~ “Shithole made for Hobbits” ~ (Brian’s words, not mine)
Our next stop was a “cottage” in what I like to call a “yuck” area of town. We’ve come to find that the word cottage is not only overused but misused on Craigslist. People toss in the term like they own it and therefore they define it. But really, a cottage is a cottage. A cottage is to be charming, modest, tidy, and simple yet full of character. Just because you want people to be interested in your house does not give you the right to throw in instant charm by dubbing it a cottage. The real problem behind my gripe: The target of their deceit is me. It gets me everytime. We arrived at the “cottage” only to find that there was no one there to meet us. A quick phone call to the owner had us concerned. She started asking Brian specific questions about his checking account and how he planned to pay. Recent news proves the importance of taking extreme caution when dealing with Craigslist and her questions left us very uneasy. Brian, being a bit freaked out did his best to end the conversation abruptly and the woman said, “Brian, what is wrong with you?!” (As if we were the crazy ones!) We jumped in the car and fled as fast as we could. Just a short distance down the road, Brian came to the realization that, in looking through his list of recent calls, he had accidentally dialed the wrong lady. The woman he’d just hung up on was the woman from House #5. This allowed us a chance to relax and catch our breath. Brian tried another number, this time connecting with the right person. She told us that she lived an hour away and wasn’t able to meet us. But there was someone who lived close by, a “handyman” she called him, that may be willing/available to do her a favor and show us the house. This handyman of whom she spoke was a college student living next door. He was a pile of a salesman, lacking any bit of motivation or discretion. He sloughed out of his house, pants below his bum (underwear more than exposed) and mumbled around a mouth bulging with sunflower seeds at all times.
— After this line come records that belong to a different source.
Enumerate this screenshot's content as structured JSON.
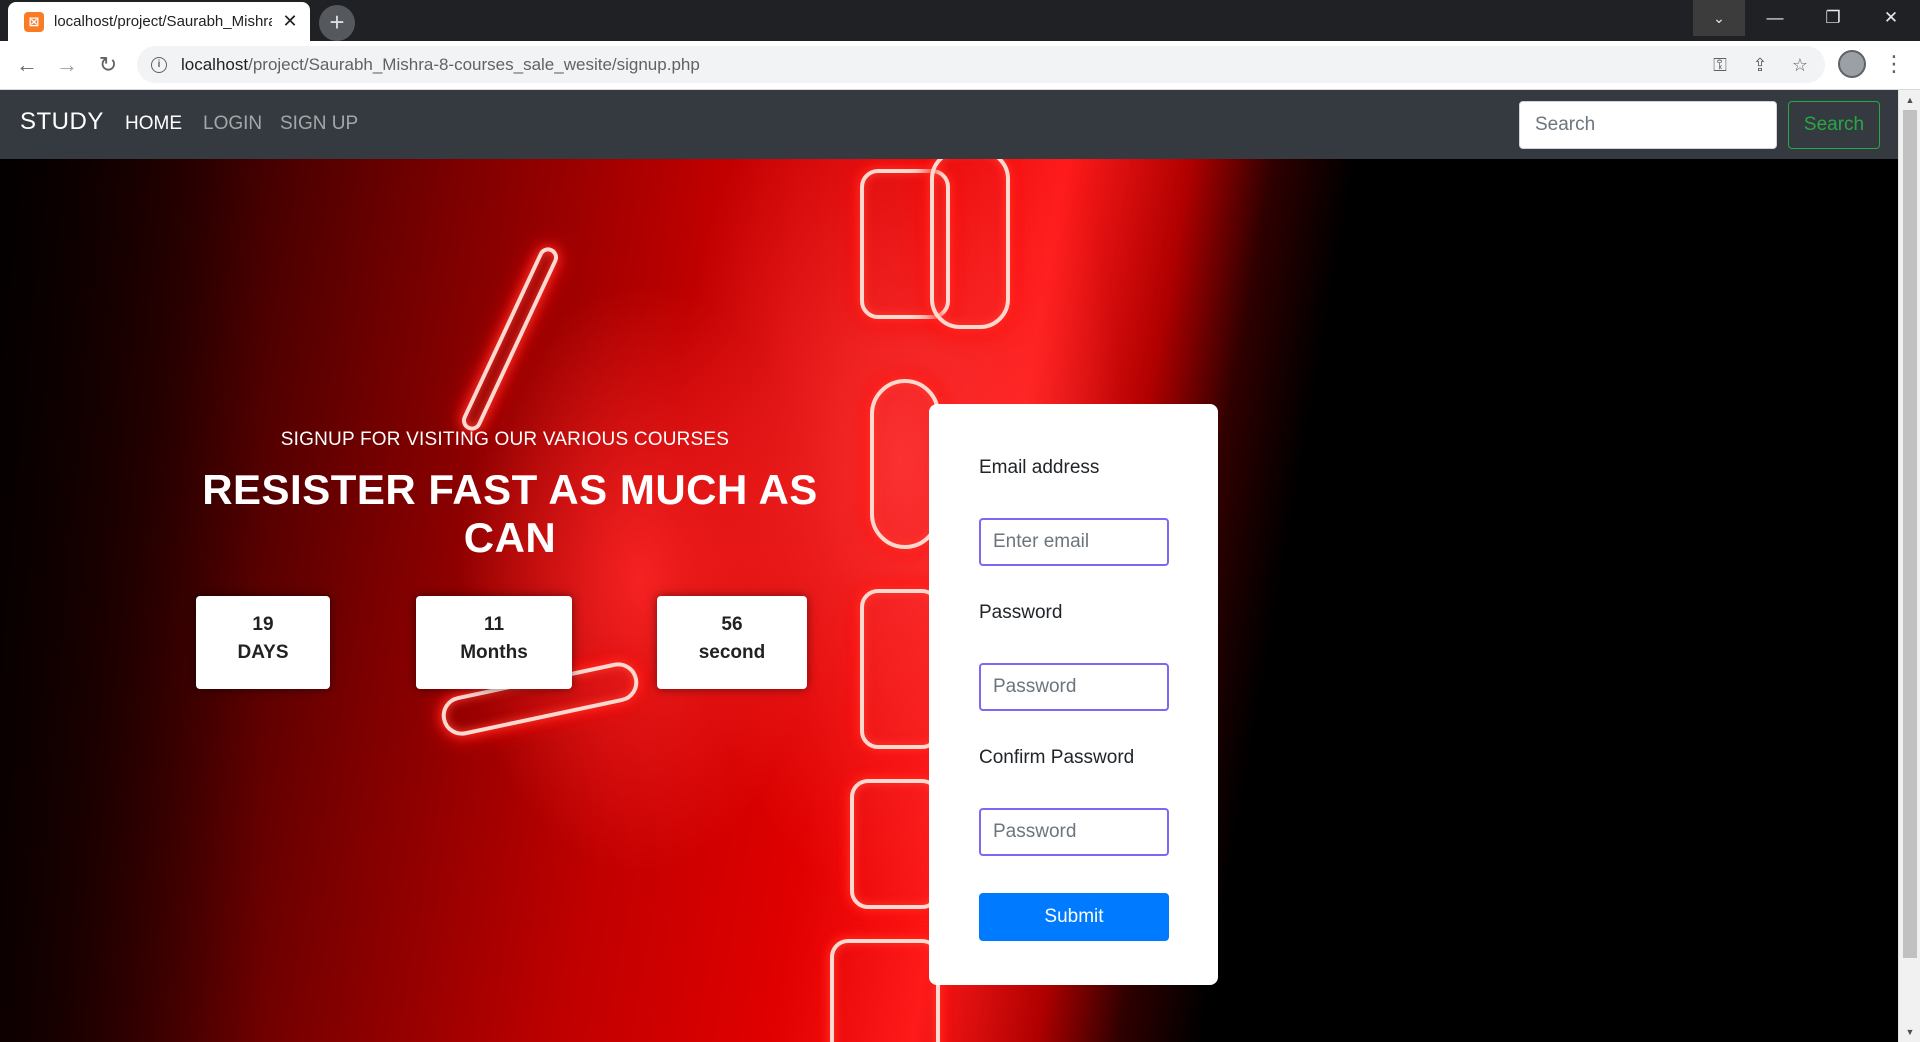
{
  "browser": {
    "tab_title": "localhost/project/Saurabh_Mishra-8-courses_sale_wesite/signup.php",
    "url_host": "localhost",
    "url_path": "/project/Saurabh_Mishra-8-courses_sale_wesite/signup.php"
  },
  "navbar": {
    "brand": "STUDY",
    "links": [
      "HOME",
      "LOGIN",
      "SIGN UP"
    ],
    "search_placeholder": "Search",
    "search_button": "Search"
  },
  "hero": {
    "subtitle": "SIGNUP FOR VISITING OUR VARIOUS COURSES",
    "title": "RESISTER FAST AS MUCH AS CAN",
    "countdown": [
      {
        "value": "19",
        "unit": "DAYS"
      },
      {
        "value": "11",
        "unit": "Months"
      },
      {
        "value": "56",
        "unit": "second"
      }
    ]
  },
  "form": {
    "email_label": "Email address",
    "email_placeholder": "Enter email",
    "password_label": "Password",
    "password_placeholder": "Password",
    "confirm_label": "Confirm Password",
    "confirm_placeholder": "Password",
    "submit_label": "Submit"
  },
  "colors": {
    "navbar_bg": "#343a40",
    "search_accent": "#28a745",
    "submit_bg": "#007bff",
    "field_border": "#8066f2"
  }
}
There were no introductions, no initial eye contact from him; not much oomph for life at all. He let us into the house through a side door leading into the kitchen.
First impression, the porch boards below my feet felt like sponges…never a good sign.
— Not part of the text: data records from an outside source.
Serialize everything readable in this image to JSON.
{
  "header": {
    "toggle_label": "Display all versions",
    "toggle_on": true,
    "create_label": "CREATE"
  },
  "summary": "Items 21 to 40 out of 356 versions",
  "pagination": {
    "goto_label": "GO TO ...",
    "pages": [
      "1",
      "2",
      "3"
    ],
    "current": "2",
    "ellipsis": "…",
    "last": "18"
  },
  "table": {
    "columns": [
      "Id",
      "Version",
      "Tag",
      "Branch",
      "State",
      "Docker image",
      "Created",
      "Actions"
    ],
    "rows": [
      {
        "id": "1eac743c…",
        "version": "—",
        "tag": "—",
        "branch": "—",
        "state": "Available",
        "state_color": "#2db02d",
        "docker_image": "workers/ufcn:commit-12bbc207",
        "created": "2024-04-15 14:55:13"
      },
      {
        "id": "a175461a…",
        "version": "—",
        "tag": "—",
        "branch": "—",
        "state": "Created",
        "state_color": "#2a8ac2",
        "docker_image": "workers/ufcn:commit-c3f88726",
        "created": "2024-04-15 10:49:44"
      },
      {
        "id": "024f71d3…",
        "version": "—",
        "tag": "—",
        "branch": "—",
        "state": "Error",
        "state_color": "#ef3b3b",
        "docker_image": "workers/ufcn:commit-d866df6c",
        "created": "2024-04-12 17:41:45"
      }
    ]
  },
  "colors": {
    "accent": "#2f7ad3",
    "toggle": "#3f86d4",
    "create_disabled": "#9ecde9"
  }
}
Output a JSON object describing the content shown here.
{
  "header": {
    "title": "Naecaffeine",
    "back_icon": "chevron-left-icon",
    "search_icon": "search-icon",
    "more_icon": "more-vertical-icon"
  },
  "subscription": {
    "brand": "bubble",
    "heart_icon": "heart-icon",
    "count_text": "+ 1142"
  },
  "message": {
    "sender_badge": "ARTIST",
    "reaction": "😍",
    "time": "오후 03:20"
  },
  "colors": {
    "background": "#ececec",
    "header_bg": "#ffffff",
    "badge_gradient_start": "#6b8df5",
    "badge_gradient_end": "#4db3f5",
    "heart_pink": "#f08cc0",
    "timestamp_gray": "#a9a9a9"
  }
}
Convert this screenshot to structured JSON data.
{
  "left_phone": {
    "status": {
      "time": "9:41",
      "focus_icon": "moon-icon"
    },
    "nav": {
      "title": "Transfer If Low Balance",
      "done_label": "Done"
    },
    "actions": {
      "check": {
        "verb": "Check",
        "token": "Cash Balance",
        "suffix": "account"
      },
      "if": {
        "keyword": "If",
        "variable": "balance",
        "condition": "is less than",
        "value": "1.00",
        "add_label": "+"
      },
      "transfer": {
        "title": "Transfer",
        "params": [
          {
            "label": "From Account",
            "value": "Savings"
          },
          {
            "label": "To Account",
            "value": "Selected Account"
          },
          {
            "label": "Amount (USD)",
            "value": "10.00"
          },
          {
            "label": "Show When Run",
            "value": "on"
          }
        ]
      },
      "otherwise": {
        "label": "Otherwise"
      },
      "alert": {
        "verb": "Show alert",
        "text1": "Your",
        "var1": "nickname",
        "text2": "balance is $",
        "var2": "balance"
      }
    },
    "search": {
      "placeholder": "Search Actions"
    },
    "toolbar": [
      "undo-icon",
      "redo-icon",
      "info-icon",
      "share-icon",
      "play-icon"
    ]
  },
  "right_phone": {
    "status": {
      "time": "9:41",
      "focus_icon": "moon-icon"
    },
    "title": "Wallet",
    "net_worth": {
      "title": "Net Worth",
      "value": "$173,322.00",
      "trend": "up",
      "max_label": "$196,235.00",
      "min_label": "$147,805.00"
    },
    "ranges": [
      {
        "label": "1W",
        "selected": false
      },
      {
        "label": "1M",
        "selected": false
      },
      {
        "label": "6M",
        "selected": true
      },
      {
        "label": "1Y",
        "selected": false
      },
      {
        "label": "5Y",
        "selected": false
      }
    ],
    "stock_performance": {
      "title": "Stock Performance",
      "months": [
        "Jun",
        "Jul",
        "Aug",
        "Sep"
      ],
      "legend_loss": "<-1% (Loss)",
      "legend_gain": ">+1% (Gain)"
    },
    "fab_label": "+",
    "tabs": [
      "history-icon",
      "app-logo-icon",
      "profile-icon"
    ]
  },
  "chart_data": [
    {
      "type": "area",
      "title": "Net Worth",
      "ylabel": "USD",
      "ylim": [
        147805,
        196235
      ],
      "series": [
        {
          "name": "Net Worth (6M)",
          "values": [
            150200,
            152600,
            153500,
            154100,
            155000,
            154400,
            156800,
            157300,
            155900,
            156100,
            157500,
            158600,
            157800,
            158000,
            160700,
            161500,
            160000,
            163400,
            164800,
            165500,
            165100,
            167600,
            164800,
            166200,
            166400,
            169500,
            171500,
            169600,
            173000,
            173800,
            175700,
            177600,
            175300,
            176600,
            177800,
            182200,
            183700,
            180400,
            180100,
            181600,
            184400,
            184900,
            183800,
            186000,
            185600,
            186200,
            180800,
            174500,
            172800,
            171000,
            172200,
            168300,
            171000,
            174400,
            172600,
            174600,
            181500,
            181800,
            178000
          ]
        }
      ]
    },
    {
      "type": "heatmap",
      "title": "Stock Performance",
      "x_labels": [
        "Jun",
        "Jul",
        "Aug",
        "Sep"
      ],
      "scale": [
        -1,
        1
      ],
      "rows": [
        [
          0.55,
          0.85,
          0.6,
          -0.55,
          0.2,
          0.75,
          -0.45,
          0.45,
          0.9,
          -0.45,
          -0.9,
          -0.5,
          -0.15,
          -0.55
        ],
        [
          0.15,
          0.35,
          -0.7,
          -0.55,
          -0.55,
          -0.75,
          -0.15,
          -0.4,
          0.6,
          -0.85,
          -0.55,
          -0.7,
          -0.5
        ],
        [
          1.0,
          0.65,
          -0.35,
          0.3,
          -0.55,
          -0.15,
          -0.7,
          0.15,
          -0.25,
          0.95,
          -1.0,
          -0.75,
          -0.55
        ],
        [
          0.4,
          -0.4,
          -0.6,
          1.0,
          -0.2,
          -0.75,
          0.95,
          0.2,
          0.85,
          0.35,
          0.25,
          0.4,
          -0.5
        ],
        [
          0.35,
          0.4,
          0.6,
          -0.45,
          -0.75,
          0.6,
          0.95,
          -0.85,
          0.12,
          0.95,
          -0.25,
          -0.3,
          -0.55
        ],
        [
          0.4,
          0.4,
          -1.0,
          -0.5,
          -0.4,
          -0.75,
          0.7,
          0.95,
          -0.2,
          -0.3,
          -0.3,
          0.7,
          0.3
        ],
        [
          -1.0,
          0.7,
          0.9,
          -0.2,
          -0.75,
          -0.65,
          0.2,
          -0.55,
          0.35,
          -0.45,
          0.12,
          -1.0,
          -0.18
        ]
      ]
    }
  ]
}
Second impression, the kitchen tiles didn’t match. It looked as if someone had a heyday rummaging through mismatched goods at The Restore and then decided it was a good idea to build a floor out of their findings. Don’t get me wrong I myself have a heyday every time I enter The Restore, but really?!
Third impression, the kitchen looked old. I love that but in this case it didn’t necessarily seem a good thing. Kitchen cupboards insisted on hanging partially open, [see pics] countertop doubled as backsplash up one wall and the other wall had a strange crack running through it. The sink and light fixtures seemed original but looked goofy next to a newer fridge. It didn’t flow; it lacked that extra something not to mention a whole lot of necessary maintenance.
From the kitchen we entered the living room with the front door. Directly off of this room was the only bathroom in the house which still seems to me an odd setup but we did as the lazy college student would do, [SHRUG] and move on. Mr. “handyman” proceeded to tell us that the bathroom “was probably the only safe room to set foot in…in the entire house.” OH_MY, there are no words. He claimed to have remodeled it “when he had nothing better to do.” There was another front room off of the living room which circled you back to the kitchen. The owner claimed this was a bedroom, I don’t think it was built with the intention of being a bedroom but, [SHRUG.] In between front room/bedroom and kitchen there was a stacked washer and dryer at the foot of a daunting staircase leading upward. For those of you have experienced the stairs leading to the loft in my parent’s shop, these stairs are comparable. Climbing the stairs goes like this: turn your feet sideways, slant body forward like you’re walking into the eye of a storm, and hang on to the banister for dear life because one wrong step and you’re a goner by the time you hit the cement at the bottom. In case you think I’m just being dramatic, here's a fact. Each step accommodated just the toes of Brian’s size 13 Romeos…and yes, if we were to live there I think I’d suffer nightmares of my poor little Finn crashing down those horrid steps and landing up in the washer with a load of soggy laundry. Upstairs housed two more supposed bedrooms. Our bed alone would have consumed one of them and our clothes (okay, my clothes) the other. I think you could stuff 3 standard pillows into each closet and it would be at capacity. We survived the descent back to spongy ground level, thanked Mr. Handyman, and never looked back as we drove away. What an experience.
Enjoy the pics, even the clothesline can't seem to stand up straight. Maybe you too, can get a kick out of how small the house is in comparison with Brian. You may think they’re taken from angles which make it appear smaller than reality, but don’t fool yourself; these pics don't lie like the side mirror on your car. After all, this is the house Brian dubbed, “Shithole made for Hobbits.”